30 de mai. de 2012

O FRACASSO DO ENSINO PÚBLICO NA CALADA DA NOITE

Os olhos marejados da Professora de sociologia Maria Teresa Mendes Ciambarella, de 60 anos, respondem bem a uma pergunta sobre o que pensa a respeito de lecionar no Colégio Estadual Professor Augusto Motta, na Penha Circular, Zona Norte do Rio. A Escola é uma das 104 da rede pública carioca que, no ano passado, não conseguiram aprovar de ano sequer a metade de seus Alunos matriculados no Ensino médio, segundo levantamento feito pelo GLOBO com base em dados do Instituto Nacional de Estudos e Pesquisas Educacionais (Inep). O número corresponde a pouco mais de um terço (37%) das 283 unidades da cidade.

- Dou aulas há 38 anos na rede pública e o que vejo aqui é um retrato do abandono pedagógico. Não há respeito com o Professor - define Maria Teresa.

O Colégio Professor Augusto Motta foi o terceiro que menos aprovou no ano passado na capital fluminense: apenas 25,7% dos Alunos matriculados no Ensino médio passaram de ano, de acordo com os dados do Inep. No 1 ano, por exemplo, o número consegue ser ainda mais assustador: só 18,7% conseguiram a aprovação. A unidade da Penha Circular retrata bem aquele que parece ser o grande calcanhar de Aquiles da rede estadual: Escolas que funcionam à noite e nem prédio próprio têm. Ocupam instalações da prefeitura do Rio, projetadas para atender aos Alunos de Ensino fundamental.
- Hoje (quarta-feira passada), fiz metade do meu planejamento de aula no banheiro e metade no refeitório porque a gente não tem sala de Professor - completa a Docente do Professor Augusto Motta.

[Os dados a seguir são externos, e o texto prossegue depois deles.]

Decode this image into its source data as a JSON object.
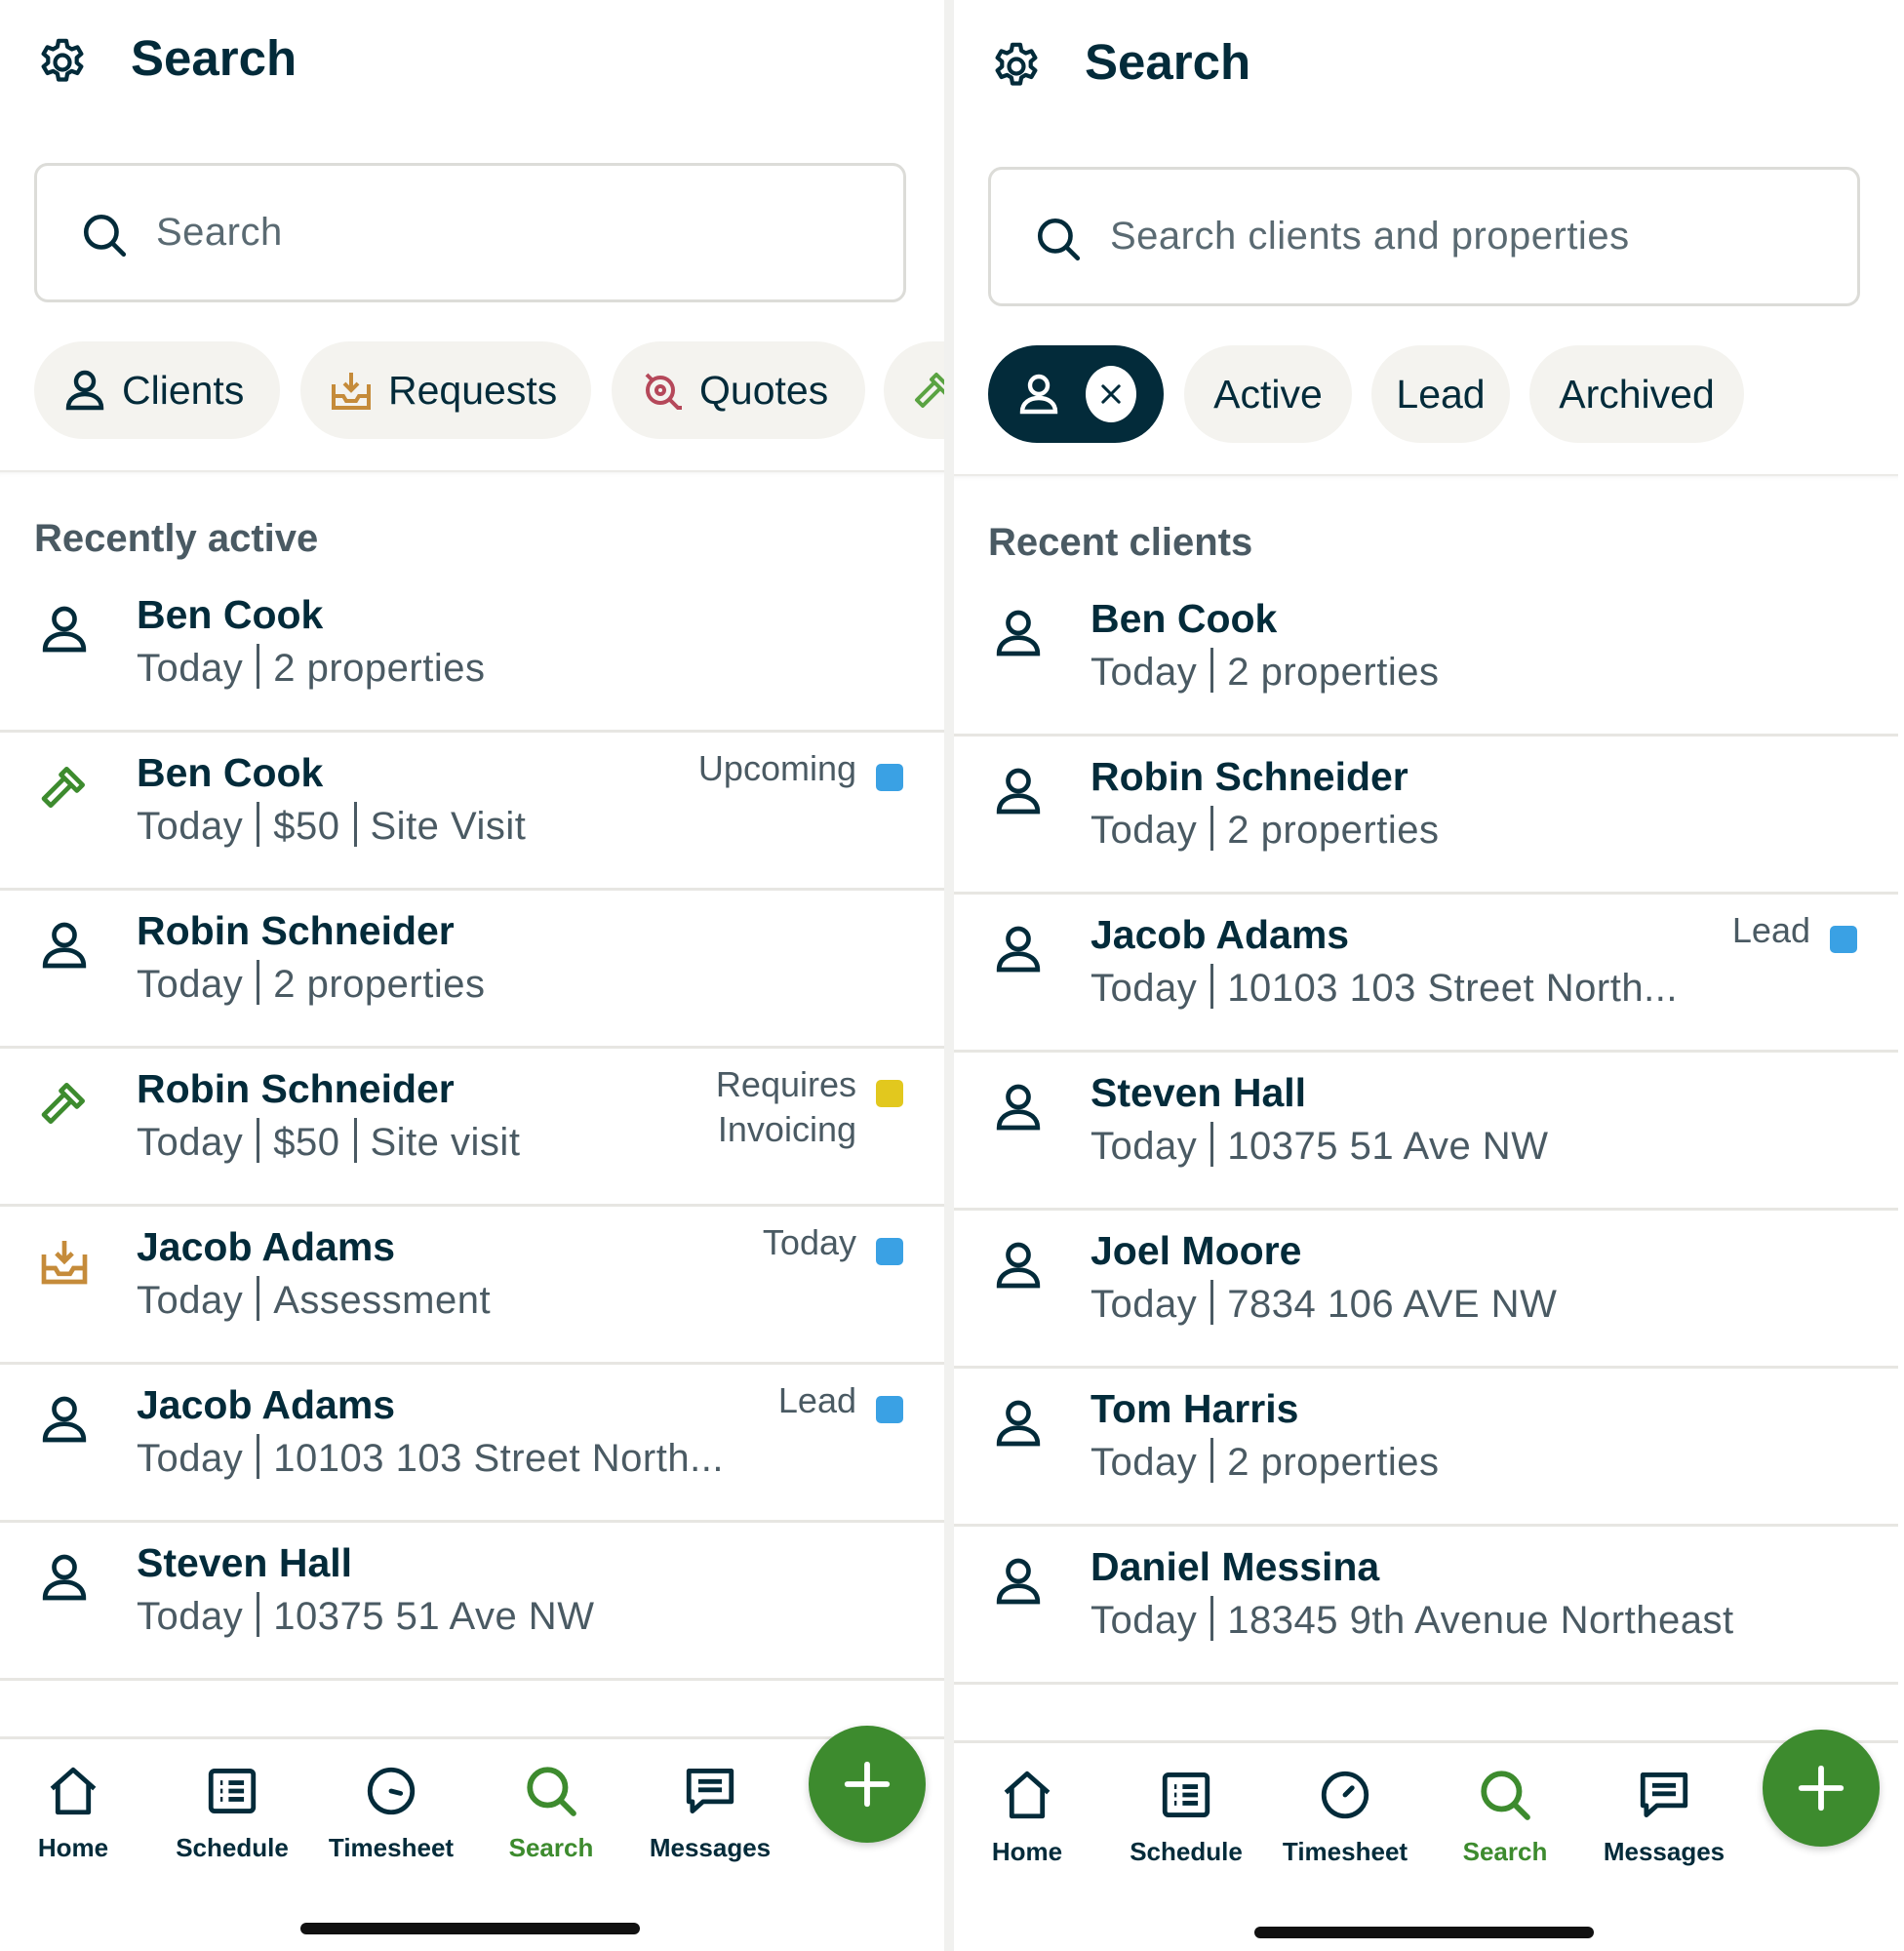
{
  "colors": {
    "navy": "#032b3a",
    "green": "#3d8b2e",
    "blue_dot": "#3aa1e4",
    "yellow_dot": "#e2c81e",
    "chip_bg": "#f4f3ef"
  },
  "left": {
    "title": "Search",
    "search_placeholder": "Search",
    "chips": [
      {
        "icon": "person-icon",
        "label": "Clients"
      },
      {
        "icon": "request-inbox-icon",
        "label": "Requests"
      },
      {
        "icon": "quote-icon",
        "label": "Quotes"
      }
    ],
    "section_title": "Recently active",
    "rows": [
      {
        "icon": "person-icon",
        "name": "Ben Cook",
        "date": "Today",
        "detail": "2 properties",
        "extra": "",
        "status": "",
        "status2": "",
        "dot": ""
      },
      {
        "icon": "hammer-icon",
        "name": "Ben Cook",
        "date": "Today",
        "detail": "$50",
        "extra": "Site Visit",
        "status": "Upcoming",
        "status2": "",
        "dot": "#3aa1e4"
      },
      {
        "icon": "person-icon",
        "name": "Robin Schneider",
        "date": "Today",
        "detail": "2 properties",
        "extra": "",
        "status": "",
        "status2": "",
        "dot": ""
      },
      {
        "icon": "hammer-icon",
        "name": "Robin Schneider",
        "date": "Today",
        "detail": "$50",
        "extra": "Site visit",
        "status": "Requires",
        "status2": "Invoicing",
        "dot": "#e2c81e"
      },
      {
        "icon": "request-inbox-icon",
        "name": "Jacob Adams",
        "date": "Today",
        "detail": "Assessment",
        "extra": "",
        "status": "Today",
        "status2": "",
        "dot": "#3aa1e4"
      },
      {
        "icon": "person-icon",
        "name": "Jacob Adams",
        "date": "Today",
        "detail": "10103 103 Street North...",
        "extra": "",
        "status": "Lead",
        "status2": "",
        "dot": "#3aa1e4"
      },
      {
        "icon": "person-icon",
        "name": "Steven Hall",
        "date": "Today",
        "detail": "10375 51 Ave NW",
        "extra": "",
        "status": "",
        "status2": "",
        "dot": ""
      }
    ]
  },
  "right": {
    "title": "Search",
    "search_placeholder": "Search clients and properties",
    "chips": [
      {
        "label": "Active"
      },
      {
        "label": "Lead"
      },
      {
        "label": "Archived"
      }
    ],
    "section_title": "Recent clients",
    "rows": [
      {
        "icon": "person-icon",
        "name": "Ben Cook",
        "date": "Today",
        "detail": "2 properties",
        "status": "",
        "dot": ""
      },
      {
        "icon": "person-icon",
        "name": "Robin Schneider",
        "date": "Today",
        "detail": "2 properties",
        "status": "",
        "dot": ""
      },
      {
        "icon": "person-icon",
        "name": "Jacob Adams",
        "date": "Today",
        "detail": "10103 103 Street North...",
        "status": "Lead",
        "dot": "#3aa1e4"
      },
      {
        "icon": "person-icon",
        "name": "Steven Hall",
        "date": "Today",
        "detail": "10375 51 Ave NW",
        "status": "",
        "dot": ""
      },
      {
        "icon": "person-icon",
        "name": "Joel Moore",
        "date": "Today",
        "detail": "7834 106 AVE NW",
        "status": "",
        "dot": ""
      },
      {
        "icon": "person-icon",
        "name": "Tom Harris",
        "date": "Today",
        "detail": "2 properties",
        "status": "",
        "dot": ""
      },
      {
        "icon": "person-icon",
        "name": "Daniel Messina",
        "date": "Today",
        "detail": "18345 9th Avenue Northeast",
        "status": "",
        "dot": ""
      }
    ]
  },
  "nav": {
    "home": "Home",
    "schedule": "Schedule",
    "timesheet": "Timesheet",
    "search": "Search",
    "messages": "Messages"
  }
}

Das 20 piores, 19 são noturnas

Das 104 Escolas estaduais do Rio que não conseguem aprovar metade de seus Alunos do Ensino médio, 70 (67%) funcionam no período noturno em prédios que são do município. Das 20 piores no ano passado, apenas uma não se enquadra nesse perfil.
- É um problema histórico que temos na Região Metropolitana. Nessas Escolas à noite, os Alunos geralmente aparecem só em época de provas. A partir do início de setembro, de outubro, quando vai chegando a época de festas, há um esvaziamento ainda mais perigoso de jovens que saem para trabalhar e não voltam mais. É uma luta diária conseguir manter esse estudante dentro da Escola - comenta Alan Figueiredo Marques, diretor administrativo da Regional da Zona Norte do Rio, da Secretaria estadual de Educação.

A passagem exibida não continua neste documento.